Mas o que a jornada não conseguira, devia Lourenço encontrar no Recife – o seu restabelecimento por violenta e grande comoção que lhe abalou e restaurou os abatidos espíritos – a comoção que despertou nele a notícia do perdão aos nobres, notícia imensamente grata, que ele teve a dita de ser o primeiro a levar aos refugiados de Tracunhaém.

Estava o Recife possuído de febril impaciência por saber a causa de vir entrando um navio adornado com enfiada de galhardetes, ostentando alegres ares, e disparando artilharia de tempos a tempos.

Usurpando os foros de Olinda, à qual ainda hoje está preso pelo ístimo – cordão umbilical que parece destinado a certificar as relações de mãe e filha entre a cidade de Albuquerque  e a cidade de Nassau – o Recife, não obstante ser então vila, concentrara em si desde a chegada do governador Machado, toda a vida da capitania, enquanto Olinda, triste e chorosa, decaída do seu ilustre orgulho, curtia longos dias e agras noites em silêncio, parecido com o que cerca os túmulos.

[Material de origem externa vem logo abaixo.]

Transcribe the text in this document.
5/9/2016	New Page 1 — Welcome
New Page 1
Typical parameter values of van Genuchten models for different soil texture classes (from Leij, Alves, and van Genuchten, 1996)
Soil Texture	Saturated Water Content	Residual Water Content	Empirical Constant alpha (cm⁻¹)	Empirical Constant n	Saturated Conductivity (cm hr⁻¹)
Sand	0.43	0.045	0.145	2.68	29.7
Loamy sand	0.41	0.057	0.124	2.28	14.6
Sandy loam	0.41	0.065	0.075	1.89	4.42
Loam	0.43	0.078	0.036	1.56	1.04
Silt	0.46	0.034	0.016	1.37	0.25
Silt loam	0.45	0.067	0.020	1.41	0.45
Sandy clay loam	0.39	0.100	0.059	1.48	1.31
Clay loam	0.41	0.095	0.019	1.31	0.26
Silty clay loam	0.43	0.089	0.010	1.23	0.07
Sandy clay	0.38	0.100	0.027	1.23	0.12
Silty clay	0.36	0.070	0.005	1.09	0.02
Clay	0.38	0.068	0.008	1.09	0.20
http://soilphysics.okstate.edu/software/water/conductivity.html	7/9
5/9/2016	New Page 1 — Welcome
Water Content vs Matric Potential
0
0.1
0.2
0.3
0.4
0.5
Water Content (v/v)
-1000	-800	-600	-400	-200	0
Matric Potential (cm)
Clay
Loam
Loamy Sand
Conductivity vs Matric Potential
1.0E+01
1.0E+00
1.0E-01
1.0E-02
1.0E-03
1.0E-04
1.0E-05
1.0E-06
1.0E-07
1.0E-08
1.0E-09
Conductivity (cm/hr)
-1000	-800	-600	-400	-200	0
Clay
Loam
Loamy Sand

Com aqueles indícios de extraordinário acontecimento, a vila alvoroçou-se como soe fazer jovem garrida aos primeiros sons de orquestra festiva em salão e baile. Sorriu feliz, agitou-se, pensou em mil assuntos, espreitando a ocasião de transbordarem as suas comoções.

Alguns dos mais insofridos moradores correram ao porto, onde deviam ter trocada em mágoa a leviana alegria. Contra todas as presunções, a notícia trazida pelo mensageiro auspicioso não era agradável; ao contrário, vinha impregnada am azedume e fel. A causa da estrondosa manifestação era o perdão concedido aos nobres por el-rei.

Conhecida esta causa, a agitação aumentou: uns corriam para aqui, outros para acolá, a levarem a notícia; mas, depois começaram a debandar-se, a fugir dos lugares públicos, a concentrar-se no interior dos estabelecimentos e das casas, onde se espraiaram em reflexões sobre o novo tema.

As praças e esquinas ficaram desertas. Súbita paralisia pareceu tomar as ruas. Zacarias de Brito, mercador apacatado, dava ao diabo a fatalidade que escolhera seu navio para portador de tão infausta novidade.

Penetremos, por volta de sete horas da noite, no palácio das duas torres, outrora morada de Maurício de Nassau, agora residência do governador Machado.

À luz de um candeeiro de prata, seis sujeitos conversam sentados em torno de uma mesa, sobre a qual se vê estendido um papel que, pela flacidez, está denunciando ter andado de mão em mão.

O primeiro destes  sujeitos, à vista das atenções que os outros lhe prestam, é o governador. Os seus olhos às vezes incendeiam-se em violento brilho; mas logo este amortece e não têm eles outra expressão que a sua expressão usual – a de chata animalidade.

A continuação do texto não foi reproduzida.